这就是 **BPF Token** 要解决的问题。BPF token 由 Andrii Nakryiko 开发,于 Linux 6.9 合入内核,它是一种委托机制,让特权进程(如容器运行时或 systemd创建一组精确限定范围的 BPF 操作许可集合,然后通过 bpffs 挂载传递给非特权进程。非特权进程可以加载程序、创建 map、挂载 hook但只能使用被显式允许的类型。不需要任何宽泛的 capability。
本教程将在 user namespace 中设置一个带委托策略的 bpffs 挂载,从中派生 BPF token然后用 libbpf 加载并挂载一个最小的 XDP 程序。所有操作来自一个本身没有任何 BPF capability 的进程。
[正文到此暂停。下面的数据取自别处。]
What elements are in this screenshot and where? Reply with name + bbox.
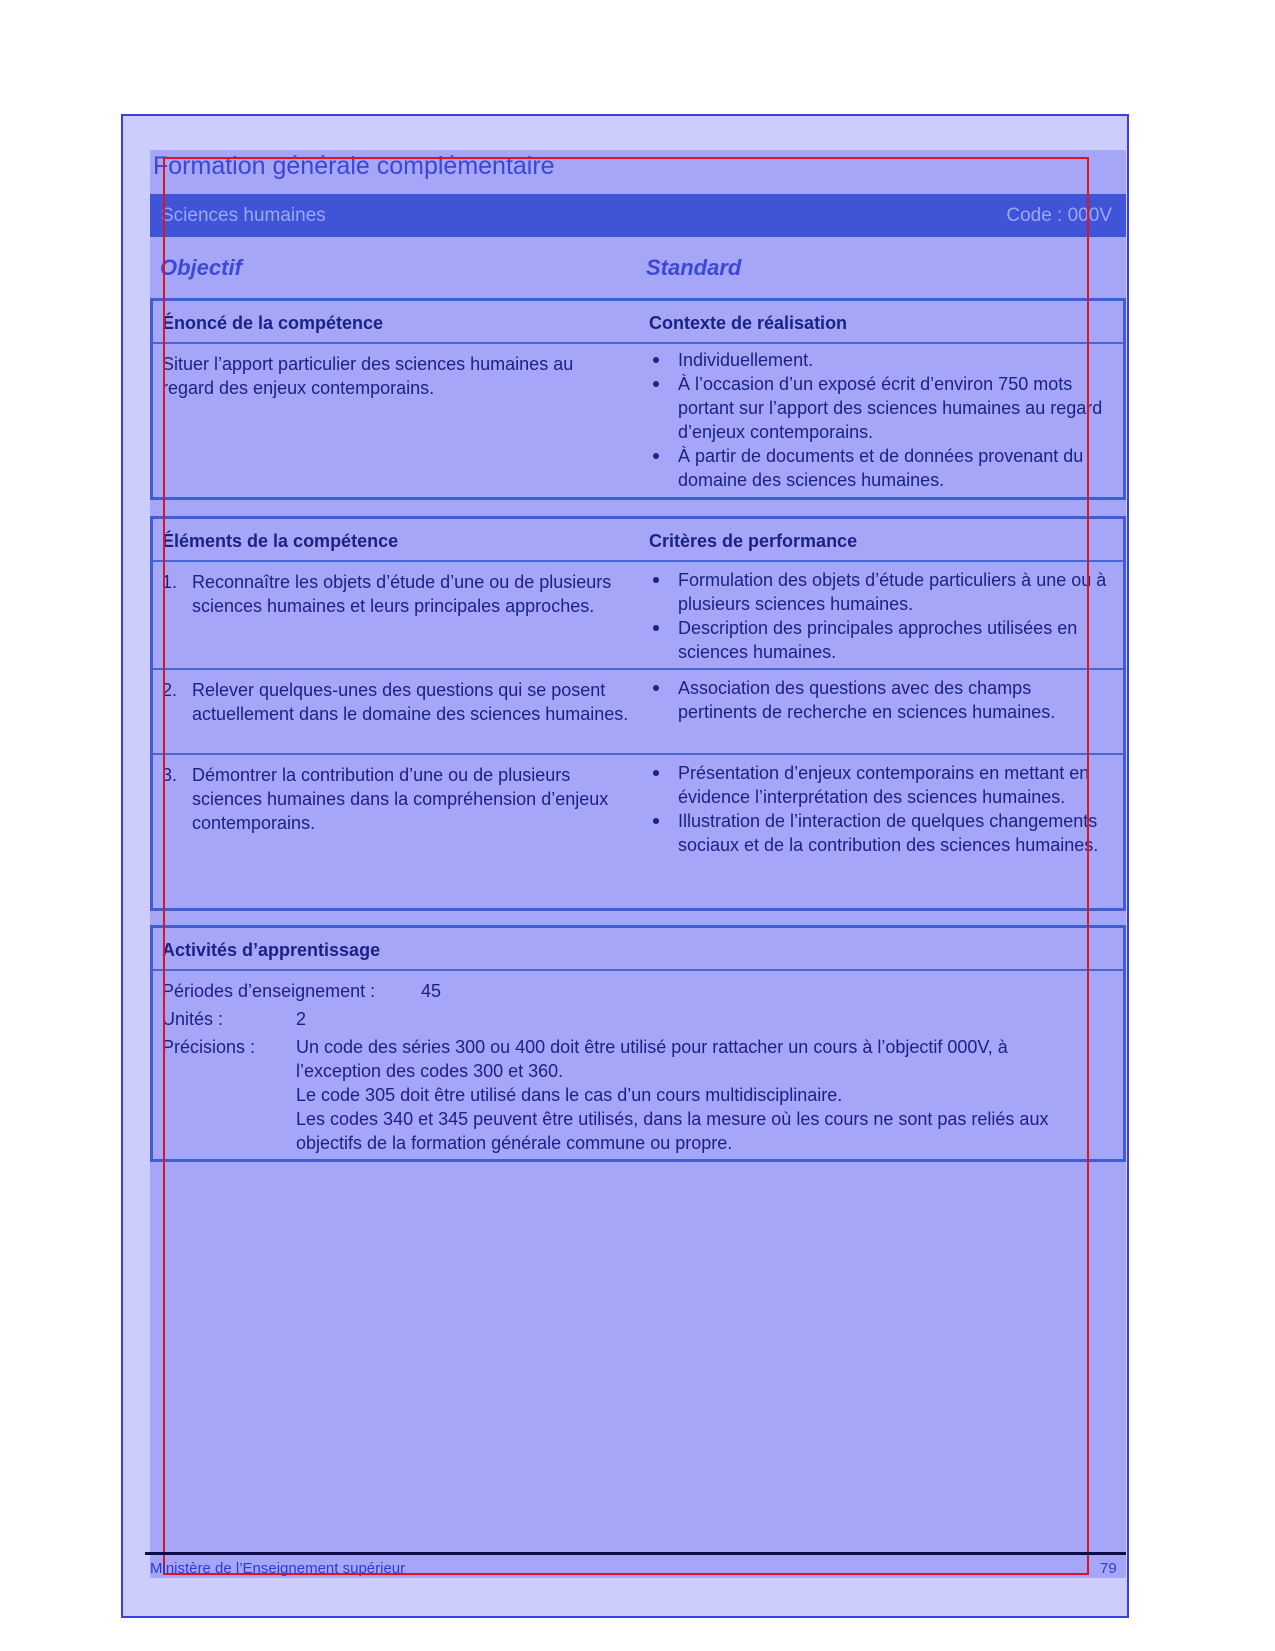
precision-item: Le code 305 doit être utilisé dans le cas d’un cours multidisciplinaire.	[296, 1085, 843, 1105]
elements-heading: Éléments de la compétence	[162, 531, 399, 551]
periodes-value: 45	[421, 981, 442, 1001]
precisions-text	[296, 1035, 1096, 1155]
unites-value: 2	[296, 1009, 307, 1029]
criteria-list	[649, 676, 1109, 724]
activites-box	[150, 925, 1126, 1162]
criterion-item: Description des principales approches utilisées en sciences humaines.	[649, 616, 1109, 664]
element-row	[153, 753, 1123, 908]
criterion-item: Formulation des objets d’étude particuliers à une ou à plusieurs sciences humaines.	[649, 568, 1109, 616]
context-list	[649, 348, 1109, 492]
subject-name: Sciences humaines	[161, 205, 326, 226]
periodes-label: Périodes d’enseignement :	[162, 981, 376, 1001]
criteria-list	[649, 568, 1109, 664]
enonce-heading: Énoncé de la compétence	[162, 313, 384, 333]
element-number: 1.	[162, 572, 178, 592]
element-description: Démontrer la contribution d’une ou de plusieurs sciences humaines dans la compréhension d’enjeux contemporains.	[192, 765, 609, 833]
page-title: Formation générale complémentaire	[153, 152, 555, 180]
context-item: À partir de documents et de données provenant du domaine des sciences humaines.	[649, 444, 1109, 492]
enonce-box-header	[153, 301, 1123, 344]
objectif-heading: Objectif	[160, 255, 242, 280]
criteres-heading: Critères de performance	[649, 531, 858, 551]
criterion-item: Illustration de l’interaction de quelques changements sociaux et de la contribution des sciences humaines.	[649, 809, 1109, 857]
activites-box-header	[153, 928, 1123, 971]
precisions-label: Précisions :	[162, 1037, 256, 1057]
element-row	[153, 668, 1123, 753]
enonce-box	[150, 298, 1126, 500]
element-description: Relever quelques-unes des questions qui se posent actuellement dans le domaine des sciences humaines.	[192, 680, 629, 724]
subject-banner	[150, 194, 1126, 237]
element-number: 3.	[162, 765, 178, 785]
subject-code: Code : 000V	[1006, 205, 1112, 226]
contexte-heading: Contexte de réalisation	[649, 313, 848, 333]
activites-body	[153, 971, 1123, 1156]
precision-item: Un code des séries 300 ou 400 doit être utilisé pour rattacher un cours à l’objectif 000V, à l’exception des codes 300 et 360.	[296, 1037, 1008, 1081]
criteria-list	[649, 761, 1109, 857]
enonce-row	[153, 344, 1123, 494]
precision-item: Les codes 340 et 345 peuvent être utilisés, dans la mesure où les cours ne sont pas reliés aux objectifs de la formation générale commune ou propre.	[296, 1109, 1049, 1153]
criterion-item: Présentation d’enjeux contemporains en mettant en évidence l’interprétation des sciences humaines.	[649, 761, 1109, 809]
context-item: À l’occasion d’un exposé écrit d’environ 750 mots portant sur l’apport des sciences humaines au regard d’enjeux contemporains.	[649, 372, 1109, 444]
element-row	[153, 562, 1123, 668]
unites-label: Unités :	[162, 1009, 224, 1029]
element-text	[162, 678, 632, 726]
context-item: Individuellement.	[649, 348, 1109, 372]
element-text	[162, 570, 632, 618]
standard-heading: Standard	[646, 255, 742, 280]
elements-box	[150, 516, 1126, 911]
element-description: Reconnaître les objets d’étude d’une ou de plusieurs sciences humaines et leurs principales approches.	[192, 572, 612, 616]
footer-ministry: Ministère de l’Enseignement supérieur	[150, 1560, 406, 1577]
element-text	[162, 763, 632, 835]
element-number: 2.	[162, 680, 178, 700]
competence-statement: Situer l’apport particulier des sciences humaines au regard des enjeux contemporains.	[162, 354, 574, 398]
elements-box-header	[153, 519, 1123, 562]
criterion-item: Association des questions avec des champs pertinents de recherche en sciences humaines.	[649, 676, 1109, 724]
footer-rule	[145, 1552, 1126, 1555]
page-number: 79	[1100, 1560, 1117, 1577]
activites-heading: Activités d’apprentissage	[162, 940, 381, 960]
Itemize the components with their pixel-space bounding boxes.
> 完整源代码: <https://github.com/eunomia-bpf/bpf-developer-tutorial/tree/main/src/features/bpf_token>
## 背景:解决 BPF 权限问题
### 问题:全有或全无的 BPF Capability
传统 eBPF 需要 `CAP_BPF` 来加载程序和创建 map还需要 `CAP_PERFMON`(用于 tracing`CAP_NET_ADMIN`(用于网络 hook`CAP_SYS_ADMIN`(用于某些高级操作)等额外的 capability。这些 capability 本质上是**系统级**的,你无法对 `CAP_BPF` 做 namespace 隔离或沙箱化。内核文档解释了原因BPF tracing helper`bpf_probe_read_kernel()`)可以访问任意内核内存,这在根本上无法被限定到单个 namespace 中。
这在多租户环境中造成了实际问题:
1. **容器隔离**:一个只需要运行简单 XDP 程序的 Kubernetes Pod 必须被赋予 `CAP_BPF` + `CAP_NET_ADMIN`,但这也同时赋予了它加载*任意* BPF 程序类型和创建*任意* map 类型的能力。你没办法说"你可以加载 XDP 程序但不能加载 kprobe"。
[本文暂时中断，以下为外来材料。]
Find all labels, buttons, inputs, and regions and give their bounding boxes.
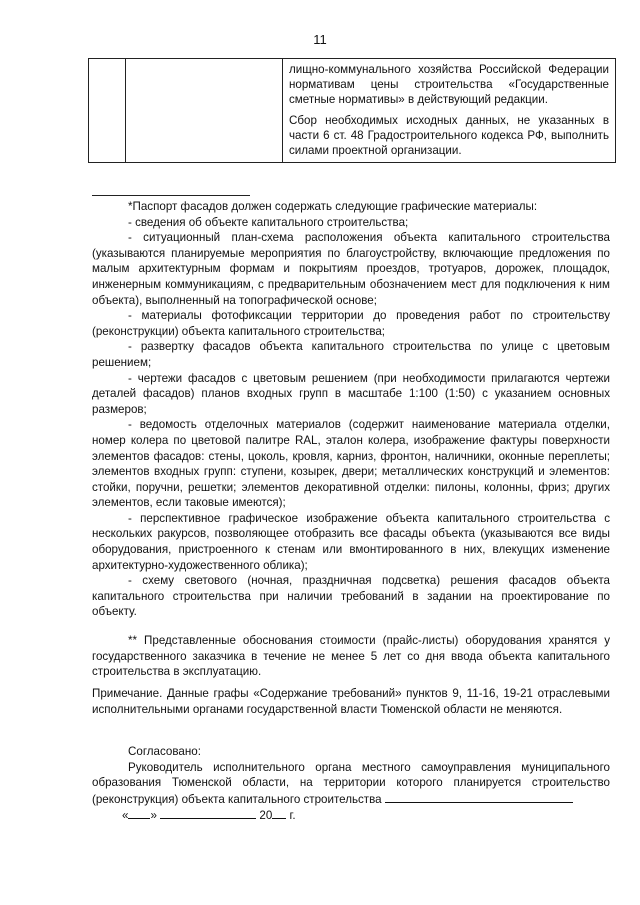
- date-year: 20: [259, 809, 273, 823]
- approval-text: [92, 760, 610, 808]
- list-item: - схему светового (ночная, праздничная подсветка) решения фасадов объекта капитального строительства при наличии требований в задании на проектирование по объекту.: [92, 574, 610, 619]
- date-month-line: [160, 807, 256, 819]
- table-cell-content: [283, 59, 616, 163]
- date-day-line: [128, 807, 150, 819]
- footnote-facade-passport: [92, 199, 610, 620]
- footnote-price-lists: [92, 633, 610, 680]
- date-suffix: г.: [289, 809, 296, 823]
- table-cell-number: [89, 59, 126, 163]
- date-open-quote: «: [122, 809, 129, 823]
- list-item: - материалы фотофиксации территории до проведения работ по строительству (реконструкции) объекта капитального строительства;: [92, 309, 610, 338]
- list-item: - чертежи фасадов с цветовым решением (при необходимости прилагаются чертежи деталей фасадов) планов входных групп в масштабе 1:100 (1:50) с указанием основных размеров;: [92, 371, 610, 416]
- approval-block: [92, 744, 610, 824]
- table-paragraph: Сбор необходимых исходных данных, не указанных в части 6 ст. 48 Градостроительного кодекса РФ, выполнить силами проектной организации.: [289, 114, 609, 157]
- list-item: - ситуационный план-схема расположения объекта капитального строительства (указываются планируемые мероприятия по благоустройству, включающие предложения по малым архитектурным формам и покрытиям проездов, тротуаров, дорожек, площадок, инженерным коммуникациям, с предварительным обозначением мест для подключения к ним объекта), выполненный на топографической основе;: [92, 231, 610, 307]
- list-item: - развертку фасадов объекта капитального строительства по улице с цветовым решением;: [92, 340, 610, 369]
- approval-date: [92, 807, 610, 824]
- requirements-table: [88, 58, 616, 163]
- note-block: [92, 686, 610, 717]
- table-paragraph: лищно-коммунального хозяйства Российской Федерации нормативам цены строительства «Государственные сметные нормативы» в действующий редакции.: [289, 63, 609, 106]
- list-item: - ведомость отделочных материалов (содержит наименование материала отделки, номер колера по цветовой палитре RAL, эталон колера, изображение фактуры поверхности элементов фасадов: стены, цоколь, кровля, карниз, фронтон, наличники, оконные переплеты; элементов входных групп: ступени, козырек, двери; металлических конструкций и элементов: стойки, поручни, решетки; элементов декоративной отделки: пилоны, колонны, фриз; других элементов, если таковые имеются);: [92, 418, 610, 510]
- note-text: Примечание. Данные графы «Содержание требований» пунктов 9, 11-16, 19-21 отраслевыми исполнительными органами государственной власти Тюменской области не меняются.: [92, 687, 610, 716]
- table-cell-name: [126, 59, 283, 163]
- footnote-text: ** Представленные обоснования стоимости (прайс-листы) оборудования хранятся у государственного заказчика в течение не менее 5 лет со дня ввода объекта капитального строительства в эксплуатацию.: [92, 634, 610, 679]
- footnote-separator: [92, 195, 250, 196]
- date-close-quote: »: [150, 809, 157, 823]
- table-row: [89, 59, 616, 163]
- footnote-intro: *Паспорт фасадов должен содержать следующие графические материалы:: [128, 200, 538, 213]
- approval-text-body: Руководитель исполнительного органа местного самоуправления муниципального образования Тюменской области, на территории которого планируется строительство (реконструкция) объекта капитального строительства: [92, 760, 610, 806]
- list-item: - перспективное графическое изображение объекта капитального строительства с нескольких ракурсов, позволяющее отобразить все фасады объекта (указываются все виды оборудования, пристроенного к стенам или вмонтированного в них, влекущих изменение архитектурно-художественного облика);: [92, 511, 610, 572]
- page-number: 11: [313, 32, 327, 47]
- date-year-line: [272, 807, 286, 819]
- signature-line: [385, 791, 573, 803]
- list-item: - сведения об объекте капитального строительства;: [128, 215, 409, 229]
- approval-heading: Согласовано:: [128, 745, 201, 758]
2. **CI/CD 流水线**:一个测试 eBPF 可观测工具的构建任务需要 root 级别的 capability 来加载程序,即使测试只涉及一个特定的、已知的程序类型。
3. **第三方集成**:一个 service mesh sidecar 需要挂载 sockops 程序的 capability但这些 capability 同时也赋予了它 trace 主机上每个进程的能力。
结果就是:组织要么给出宽泛的 BPF capability削弱安全态势要么在非特权环境中完全禁止 BPF限制了该技术的采用
### 解决方案:通过 bpffs 进行精确委托
BPF token 采取了不同的思路。它没有尝试对 capability 做 namespace 化(对 BPF 来说这根本不安全),而是引入了显式的委托模型:
1. **特权进程**容器运行时、init 系统、平台守护进程)创建一个带有特定委托选项的 bpffs 实例,精确定义允许哪些 BPF 操作。
2. 特权进程将这个 bpffs 挂载传递给**非特权进程**容器、CI 任务、租户工作负载)。
3. 非特权进程从 bpffs 挂载中派生**BPF token**。token 是一个文件描述符,承载着委托的权限集合。
4. 当非特权进程发起 `bpf()` 系统调用时(通过 libbpf 或直接调用),传入 token fd。内核根据 token 而不是进程的 capability 来检查权限。
token 沿四个独立轴进行限定:
| 委托选项 | 控制内容 | 示例 |
|----------|---------|------|
| `delegate_cmds` | 允许哪些 `bpf()` 命令 | `prog_load:map_create:btf_load:link_create` |
| `delegate_maps` | 允许创建哪些 map 类型 | `array:hash:ringbuf` |
| `delegate_progs` | 允许加载哪些程序类型 | `xdp:socket_filter` |
| `delegate_attachs` | 允许哪些 attach 类型 | `xdp:cgroup_inet_ingress``any` |
每个轴是一个位掩码。如果某个位未设置,对应的操作即使有 token 也会被拒绝。这给了平台工程师细粒度的控制:你可以允许容器加载带 array map 的 XDP 程序,但拒绝它访问 kprobe、perf event 或 hash-of-maps。
### User Namespace 约束
一个关键的设计决定:**BPF token 必须在和 bpffs 实例相同的 user namespace 中创建,且该 user namespace 不能是 `init_user_ns`**。这是有意为之。这意味着:
- 主机 namespace 下的 bpffs`/sys/fs/bpf`**不能**产生可用的 token。token 只在 bpffs 关联到非 init 的 user namespace 时才能工作。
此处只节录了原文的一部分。